Il ne s’agit pas de privatiser l’eau, mais que l’État ait son mot à dire
Nicolas Turquoisdéputé Modem de la Vienne
Pour apaiser la situation, "il faut une cohérence, un récit qui tienne la route, se donner les moyens et ne pas laisser les agriculteurs seuls dans un modèle intensif qui montre ses limites et flingue l’écosystème", précise le député de La France Insoumise.

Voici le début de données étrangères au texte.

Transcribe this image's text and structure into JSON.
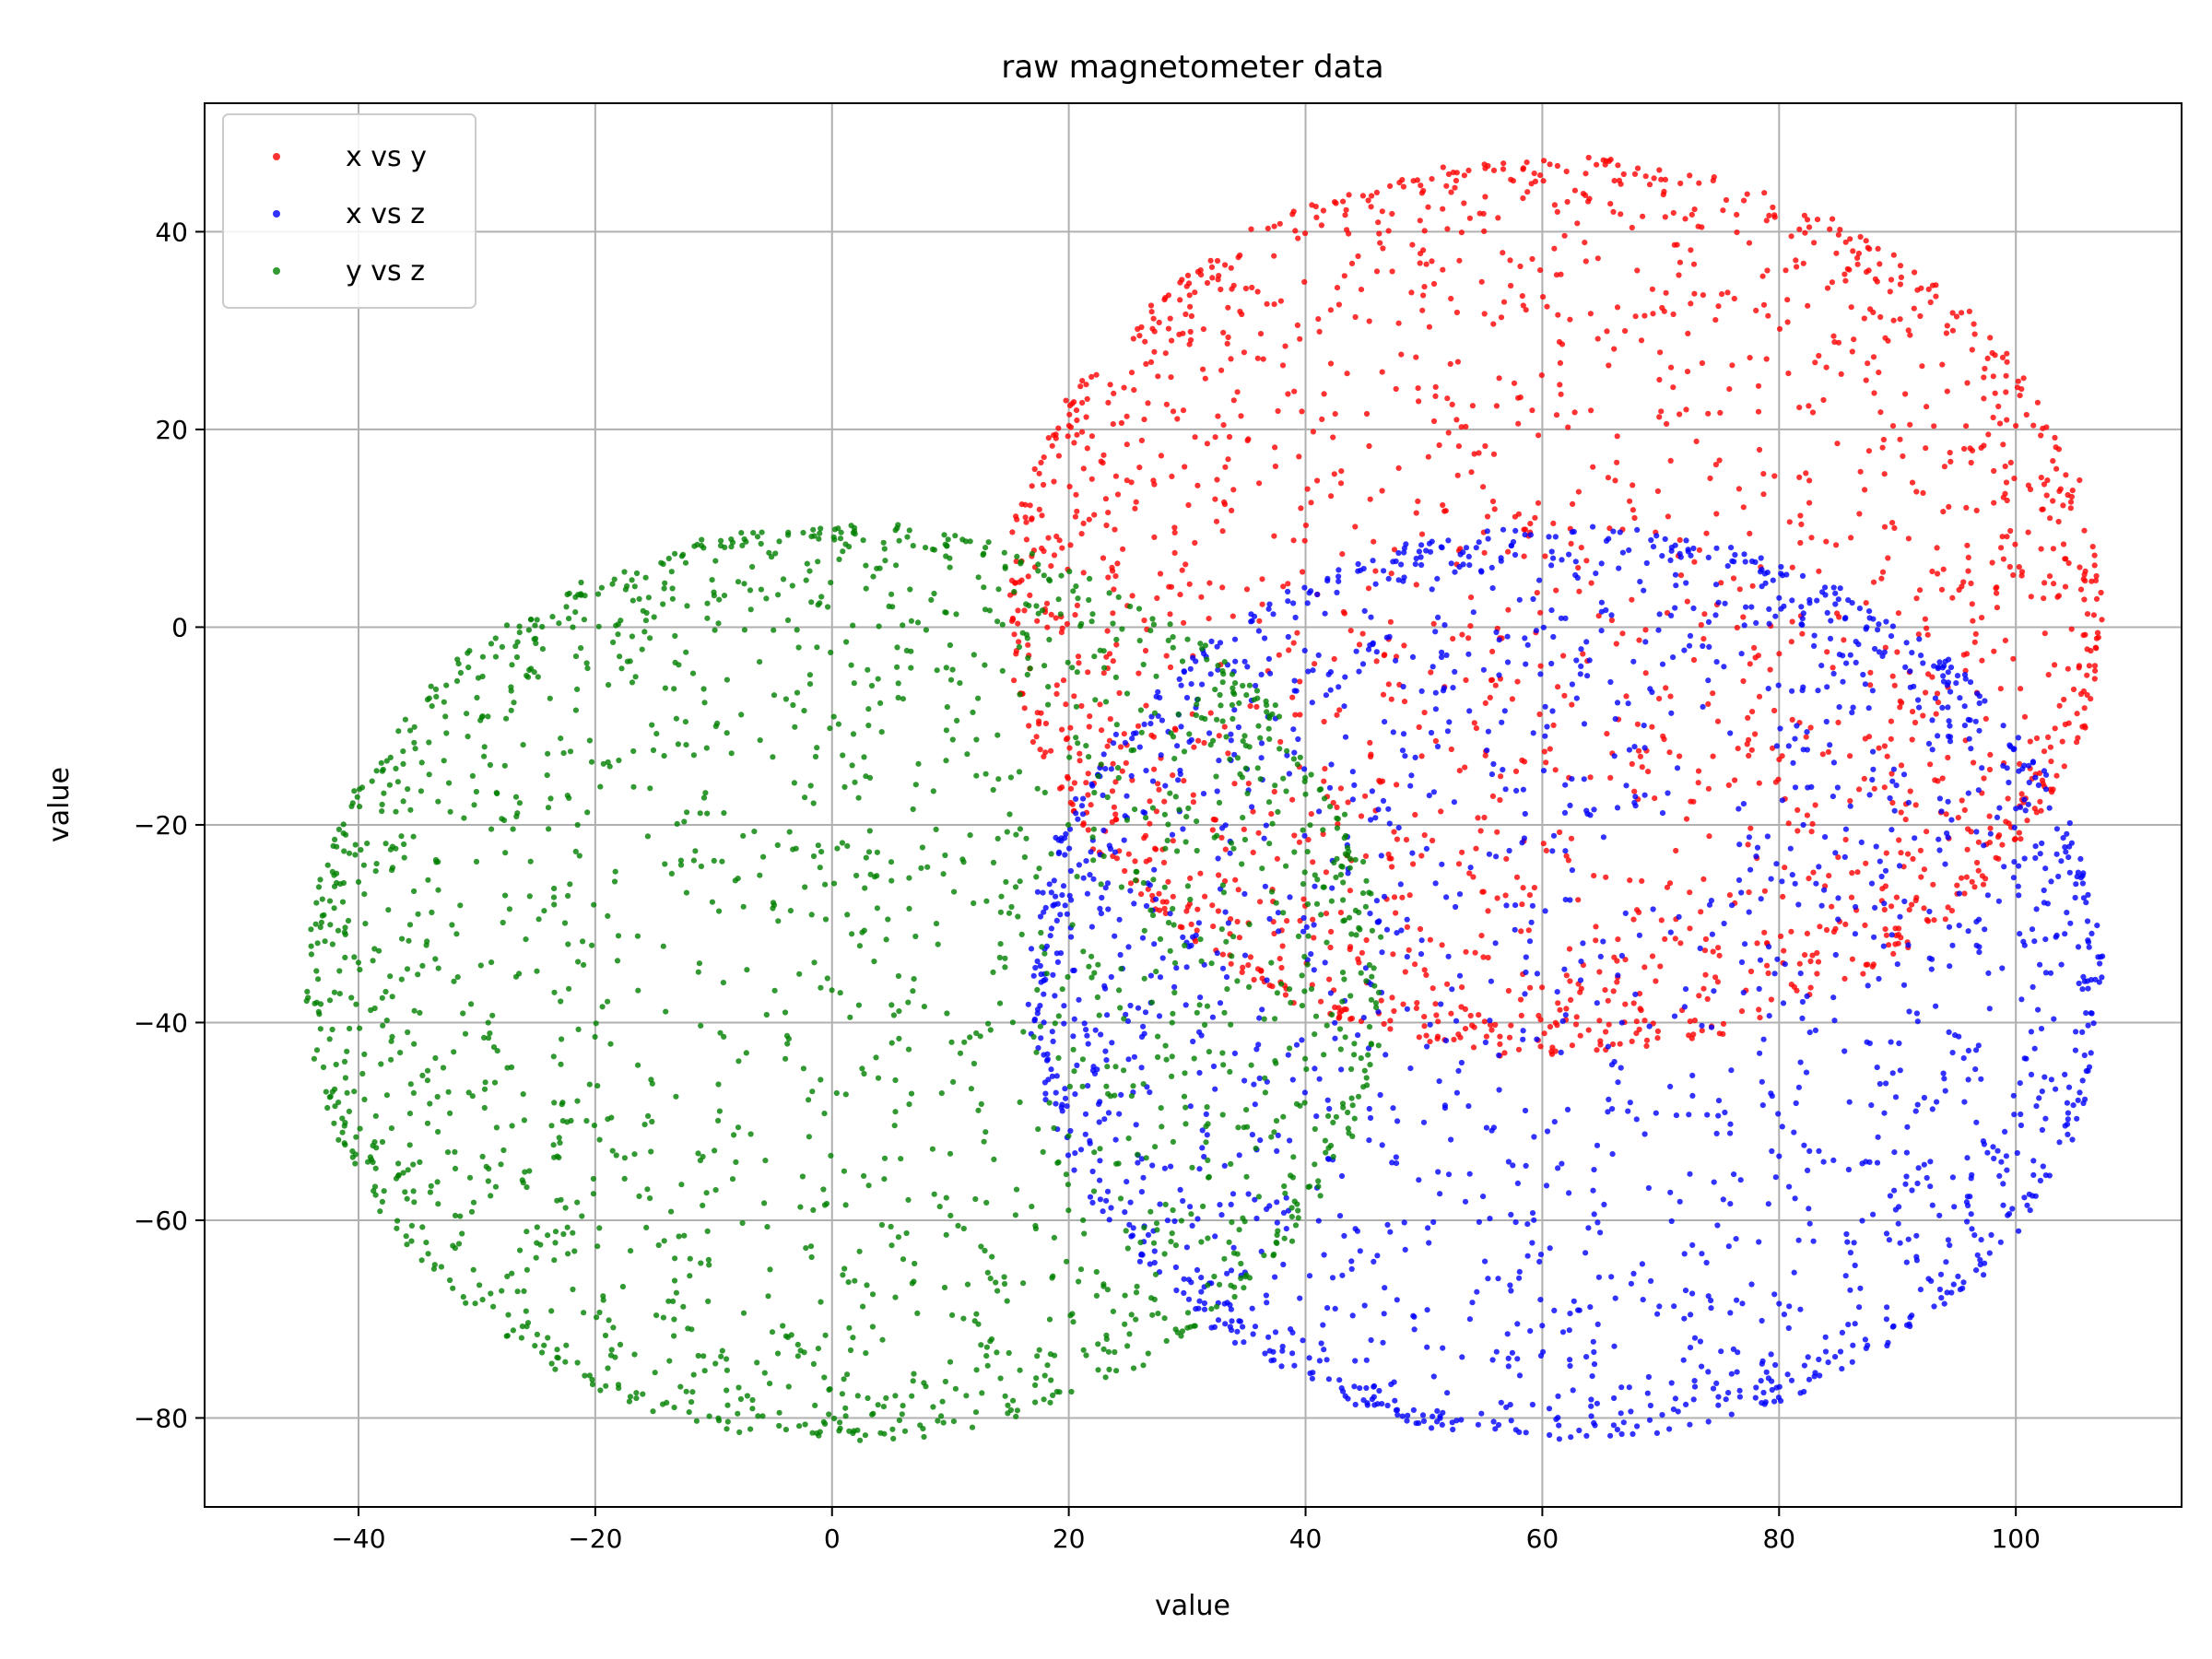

Il ajoute : "On ne peut pas laisser ces gens seuls avec leurs dettes, qui ont appliqué des modèles qu’on a voulu qu’ils appliquent. Apaiser, c’est dire pourquoi on veut changer des modèles, voilà comment on peut vous accompagner et se demander s’ils sont prêts à jouer le jeu". Nicolas Turquoi conclut : "Il ne s’agit pas de privatiser l’eau, mais que l’État ait son mot à dire".